The GAN Harness Is a Brilliant Hack Around Missing Infrastructure

Anthropic published a genuinely excellent engineering article this week on harness design for long-running AI applications. If you build with LLM agents and you haven’t read it, go read it. I’ll be here when you get back.

The core insight is this: take the GAN pattern from machine learning — a generator that produces outputs and an evaluator that grades them — and apply it to agent orchestration. One agent writes code. A different agent reviews it with an explicit mandate to be skeptical. Loop until the evaluator is satisfied or you hit a round limit.

This works. Anthropic shows the receipts. A solo agent spent $9 and 20 minutes building a retro game maker and produced something broken. The same model, wrapped in a GAN harness with a planner, generator, and evaluator, spent $200 and 6 hours across 10 sprints and produced something functional with 16 features. The evaluator used Playwright to actually navigate the designs, exercise UI features, test API endpoints, verify database states. Real verification, not “looks good to me.”

The insight behind the pattern is one of those obvious-in-retrospect ideas that turns out to be hard-won. As they put it: “tuning a standalone evaluator to be skeptical turns out to be far more tractable than making a generator critical of its own work.” Anyone who has watched an LLM confidently declare its broken code “works perfectly” knows exactly why this matters.

Credit where it’s genuinely due: this is a real contribution to the field.

AutoGAN and the Practitioner Response

Within hours of the Anthropic article circulating, a developer named fjchen7 shipped AutoGAN — an open-source implementation of the pattern in bash, tmux, and jq. It drops into any existing git repository. Generator decides the next step and implements it. Evaluator reviews with a stricter bar. Orchestrator manages workflow progression via flat files in a .gan/ directory.

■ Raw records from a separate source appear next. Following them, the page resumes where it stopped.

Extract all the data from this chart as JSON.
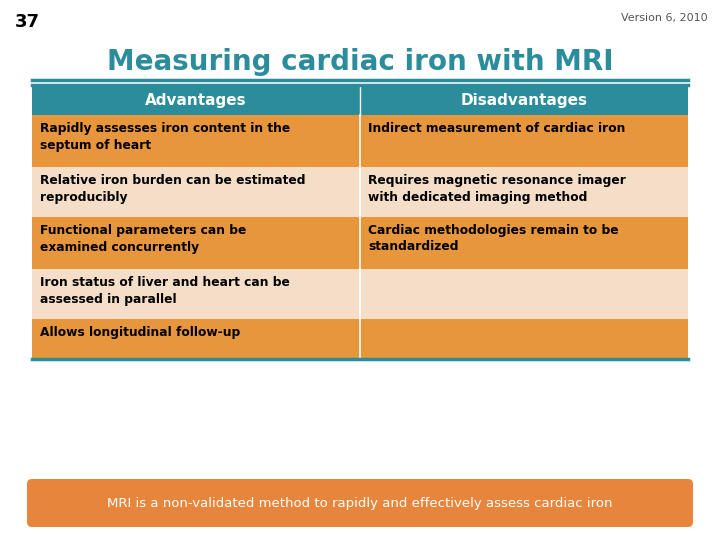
{
  "slide_number": "37",
  "version": "Version 6, 2010",
  "title": "Measuring cardiac iron with MRI",
  "title_color": "#2B8C9B",
  "header_bg": "#2B8C9B",
  "header_text_color": "#FFFFFF",
  "col_headers": [
    "Advantages",
    "Disadvantages"
  ],
  "row_odd_bg": "#E8963C",
  "row_even_bg": "#F5DEC8",
  "row_text_color": "#000000",
  "divider_color": "#2B8C9B",
  "footer_bg": "#E8853C",
  "footer_text": "MRI is a non-validated method to rapidly and effectively assess cardiac iron",
  "footer_text_color": "#FFFFFF",
  "table_rows": [
    [
      "Rapidly assesses iron content in the\nseptum of heart",
      "Indirect measurement of cardiac iron"
    ],
    [
      "Relative iron burden can be estimated\nreproducibly",
      "Requires magnetic resonance imager\nwith dedicated imaging method"
    ],
    [
      "Functional parameters can be\nexamined concurrently",
      "Cardiac methodologies remain to be\nstandardized"
    ],
    [
      "Iron status of liver and heart can be\nassessed in parallel",
      ""
    ],
    [
      "Allows longitudinal follow-up",
      ""
    ]
  ],
  "bg_color": "#FFFFFF"
}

Bash, tmux, and jq. That’s the entire dependency list. It supports Claude, Codex, and opencode as backends. Config is maxRounds: 10, maxRepairCount: 3. It’s elegant in the way that good shell scripts are elegant — minimal surface area, clear contracts, no dependencies you don’t control.

The Reddit post announcing it landed on r/ClaudeAI the same day. People are excited, and they should be. AutoGAN takes a pattern that Anthropic described in prose and makes it something you can git clone and run. That’s real engineering.

I’m not being diplomatic when I say this is good work. It is good work. The GAN pattern addresses real problems: goal drift during long sessions, premature implementation before adequate planning, insufficient self-critique, and context loss over extended coding sessions.

And yet.

What Happens After the Sprint?

Here’s the question I keep coming back to.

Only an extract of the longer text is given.